En ese momento salió del baño de la habitación un hombre en short y sandalias. Di un pequeño respingo y me moví de mi sitio, alarmado. Shantall se acercó a él y le tomó de las manos.
–Te llamo mañana–le dijo.
–Decide esta noche–le respondió el hombre y se fue.
Me quedé estupefacto, pues los dos actuaron como si yo no existiera.

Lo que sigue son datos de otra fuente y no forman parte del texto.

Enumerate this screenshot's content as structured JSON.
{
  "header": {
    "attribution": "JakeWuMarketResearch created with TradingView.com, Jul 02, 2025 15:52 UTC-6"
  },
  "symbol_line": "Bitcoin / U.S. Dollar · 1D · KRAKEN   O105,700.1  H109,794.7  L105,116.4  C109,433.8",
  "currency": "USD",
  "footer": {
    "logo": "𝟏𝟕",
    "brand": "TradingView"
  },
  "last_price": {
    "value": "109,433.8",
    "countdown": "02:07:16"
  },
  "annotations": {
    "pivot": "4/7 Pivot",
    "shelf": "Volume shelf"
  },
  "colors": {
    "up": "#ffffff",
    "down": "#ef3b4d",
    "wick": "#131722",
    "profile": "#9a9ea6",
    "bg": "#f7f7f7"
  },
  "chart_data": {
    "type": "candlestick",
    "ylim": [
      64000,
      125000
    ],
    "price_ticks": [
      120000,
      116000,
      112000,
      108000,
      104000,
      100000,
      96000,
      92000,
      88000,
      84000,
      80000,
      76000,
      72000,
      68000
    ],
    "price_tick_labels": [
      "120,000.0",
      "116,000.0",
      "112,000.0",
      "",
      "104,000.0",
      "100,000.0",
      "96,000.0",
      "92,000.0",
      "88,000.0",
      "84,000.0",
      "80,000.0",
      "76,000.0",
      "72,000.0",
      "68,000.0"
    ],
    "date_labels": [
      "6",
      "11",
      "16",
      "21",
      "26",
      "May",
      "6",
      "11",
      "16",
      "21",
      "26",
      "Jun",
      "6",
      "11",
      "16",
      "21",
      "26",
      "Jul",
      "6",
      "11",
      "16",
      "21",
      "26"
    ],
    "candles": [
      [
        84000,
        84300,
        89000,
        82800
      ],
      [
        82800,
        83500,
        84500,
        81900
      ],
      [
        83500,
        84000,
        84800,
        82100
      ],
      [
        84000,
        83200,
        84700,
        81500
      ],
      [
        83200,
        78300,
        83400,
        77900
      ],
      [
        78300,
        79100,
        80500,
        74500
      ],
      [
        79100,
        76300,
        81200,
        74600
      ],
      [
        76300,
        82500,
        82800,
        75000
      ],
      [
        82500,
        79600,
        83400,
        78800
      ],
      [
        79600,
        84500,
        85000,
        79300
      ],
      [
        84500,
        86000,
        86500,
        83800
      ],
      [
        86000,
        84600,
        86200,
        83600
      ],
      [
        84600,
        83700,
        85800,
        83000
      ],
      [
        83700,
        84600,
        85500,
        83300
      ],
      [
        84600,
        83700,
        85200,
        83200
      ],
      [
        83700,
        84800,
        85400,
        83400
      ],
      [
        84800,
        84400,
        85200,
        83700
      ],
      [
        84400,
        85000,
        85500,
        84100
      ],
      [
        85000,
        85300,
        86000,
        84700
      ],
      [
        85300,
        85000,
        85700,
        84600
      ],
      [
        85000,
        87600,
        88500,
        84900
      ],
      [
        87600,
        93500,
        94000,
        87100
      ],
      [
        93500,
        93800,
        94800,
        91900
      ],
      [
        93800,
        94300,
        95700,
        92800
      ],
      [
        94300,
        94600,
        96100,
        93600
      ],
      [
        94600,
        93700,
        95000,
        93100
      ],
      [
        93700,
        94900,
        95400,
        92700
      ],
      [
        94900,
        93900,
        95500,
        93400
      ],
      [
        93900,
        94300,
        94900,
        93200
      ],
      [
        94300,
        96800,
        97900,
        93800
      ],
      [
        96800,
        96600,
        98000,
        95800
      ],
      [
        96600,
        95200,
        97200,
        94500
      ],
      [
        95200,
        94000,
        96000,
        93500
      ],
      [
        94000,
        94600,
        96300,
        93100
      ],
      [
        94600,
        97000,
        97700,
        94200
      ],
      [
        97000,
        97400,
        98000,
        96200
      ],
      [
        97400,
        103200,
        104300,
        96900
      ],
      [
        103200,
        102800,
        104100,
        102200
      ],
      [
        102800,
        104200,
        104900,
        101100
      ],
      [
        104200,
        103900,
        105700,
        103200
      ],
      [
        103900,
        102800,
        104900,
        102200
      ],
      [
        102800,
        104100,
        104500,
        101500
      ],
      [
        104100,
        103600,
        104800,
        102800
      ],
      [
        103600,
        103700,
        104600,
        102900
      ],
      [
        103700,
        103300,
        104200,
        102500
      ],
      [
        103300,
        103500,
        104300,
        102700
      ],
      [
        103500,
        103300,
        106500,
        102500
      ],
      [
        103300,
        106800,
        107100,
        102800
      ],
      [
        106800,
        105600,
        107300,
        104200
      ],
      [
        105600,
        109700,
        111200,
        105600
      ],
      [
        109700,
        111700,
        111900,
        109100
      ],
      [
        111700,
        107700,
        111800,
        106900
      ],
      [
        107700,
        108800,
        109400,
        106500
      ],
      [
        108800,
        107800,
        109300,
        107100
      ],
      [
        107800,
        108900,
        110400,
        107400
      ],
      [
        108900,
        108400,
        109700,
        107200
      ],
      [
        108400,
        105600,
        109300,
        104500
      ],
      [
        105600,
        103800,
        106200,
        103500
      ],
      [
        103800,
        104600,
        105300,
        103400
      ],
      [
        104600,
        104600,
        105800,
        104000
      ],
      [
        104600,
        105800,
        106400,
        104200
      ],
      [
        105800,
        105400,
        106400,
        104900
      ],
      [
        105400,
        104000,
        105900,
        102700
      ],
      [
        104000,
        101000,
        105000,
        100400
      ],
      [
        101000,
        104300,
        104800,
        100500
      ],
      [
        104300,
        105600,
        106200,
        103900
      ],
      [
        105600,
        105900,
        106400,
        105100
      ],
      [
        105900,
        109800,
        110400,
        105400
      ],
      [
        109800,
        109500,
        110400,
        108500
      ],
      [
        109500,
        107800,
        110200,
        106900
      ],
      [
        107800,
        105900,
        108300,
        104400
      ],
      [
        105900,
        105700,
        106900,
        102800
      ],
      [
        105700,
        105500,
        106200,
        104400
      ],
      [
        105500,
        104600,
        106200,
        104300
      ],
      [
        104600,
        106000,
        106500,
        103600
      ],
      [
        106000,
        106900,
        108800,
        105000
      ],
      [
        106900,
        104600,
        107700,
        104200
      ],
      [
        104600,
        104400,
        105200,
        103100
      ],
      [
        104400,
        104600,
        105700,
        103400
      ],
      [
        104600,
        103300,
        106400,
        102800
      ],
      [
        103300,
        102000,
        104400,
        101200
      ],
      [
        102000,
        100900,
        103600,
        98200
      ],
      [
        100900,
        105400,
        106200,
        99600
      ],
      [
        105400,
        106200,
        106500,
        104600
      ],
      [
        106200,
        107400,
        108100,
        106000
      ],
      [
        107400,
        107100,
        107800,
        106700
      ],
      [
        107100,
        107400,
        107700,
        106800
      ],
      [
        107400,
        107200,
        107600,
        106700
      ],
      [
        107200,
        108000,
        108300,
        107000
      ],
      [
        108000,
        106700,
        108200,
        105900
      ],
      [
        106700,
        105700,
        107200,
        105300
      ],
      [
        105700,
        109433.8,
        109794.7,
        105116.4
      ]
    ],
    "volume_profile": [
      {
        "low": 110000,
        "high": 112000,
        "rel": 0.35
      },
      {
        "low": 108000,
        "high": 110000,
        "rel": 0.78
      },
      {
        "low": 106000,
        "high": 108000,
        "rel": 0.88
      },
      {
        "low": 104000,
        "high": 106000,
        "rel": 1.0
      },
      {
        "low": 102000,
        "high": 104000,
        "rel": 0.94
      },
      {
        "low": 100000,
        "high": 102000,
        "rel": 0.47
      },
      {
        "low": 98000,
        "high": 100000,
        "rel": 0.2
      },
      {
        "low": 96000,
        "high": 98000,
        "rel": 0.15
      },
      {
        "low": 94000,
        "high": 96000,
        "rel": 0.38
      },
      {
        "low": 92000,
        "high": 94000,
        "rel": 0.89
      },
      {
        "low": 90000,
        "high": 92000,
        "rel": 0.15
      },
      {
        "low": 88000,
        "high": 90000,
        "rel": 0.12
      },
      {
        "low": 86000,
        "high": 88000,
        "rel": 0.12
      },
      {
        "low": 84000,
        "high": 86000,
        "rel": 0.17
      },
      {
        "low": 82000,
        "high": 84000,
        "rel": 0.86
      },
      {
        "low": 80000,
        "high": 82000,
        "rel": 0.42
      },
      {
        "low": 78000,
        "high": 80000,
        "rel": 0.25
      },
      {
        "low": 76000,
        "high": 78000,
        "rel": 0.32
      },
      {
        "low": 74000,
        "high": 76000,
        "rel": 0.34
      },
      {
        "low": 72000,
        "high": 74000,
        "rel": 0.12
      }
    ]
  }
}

Después de unos minutos Shantall volvió a hablar.
–Él es Luis y vino a pedirme que no aborte, quiere tener a su hijo.
***
De ahí no recuerdo más. Sólo se viene a mi mente mi llegada a casa, mis padres gritándome, mi madre llorando, yo también por la decepción de un amor perdido. Me sentía mareado, mis ojos se perdían en el espacio, mi conciencia repetía una sola idea: “Ya no la tengo”.
Ahora que escribo estas líneas en la soledad de mis memorias, entiendo que darme fin es seguirle la ilación al destino. Ella me dejó una carta que aún guardo con remordimiento, rencor y nostalgia, es a esa carta a la que me confieso fielmente, obligándome a repetir la historia, le digo cuánto pude amarla en secreto.
Esa noche Shantall eligió, y sé que se fue con mi aroma en sus entrañas, tal vez con el aroma del otro también. A la mañana siguiente una franja amarilla rodeaba su casa. Se había suicidado.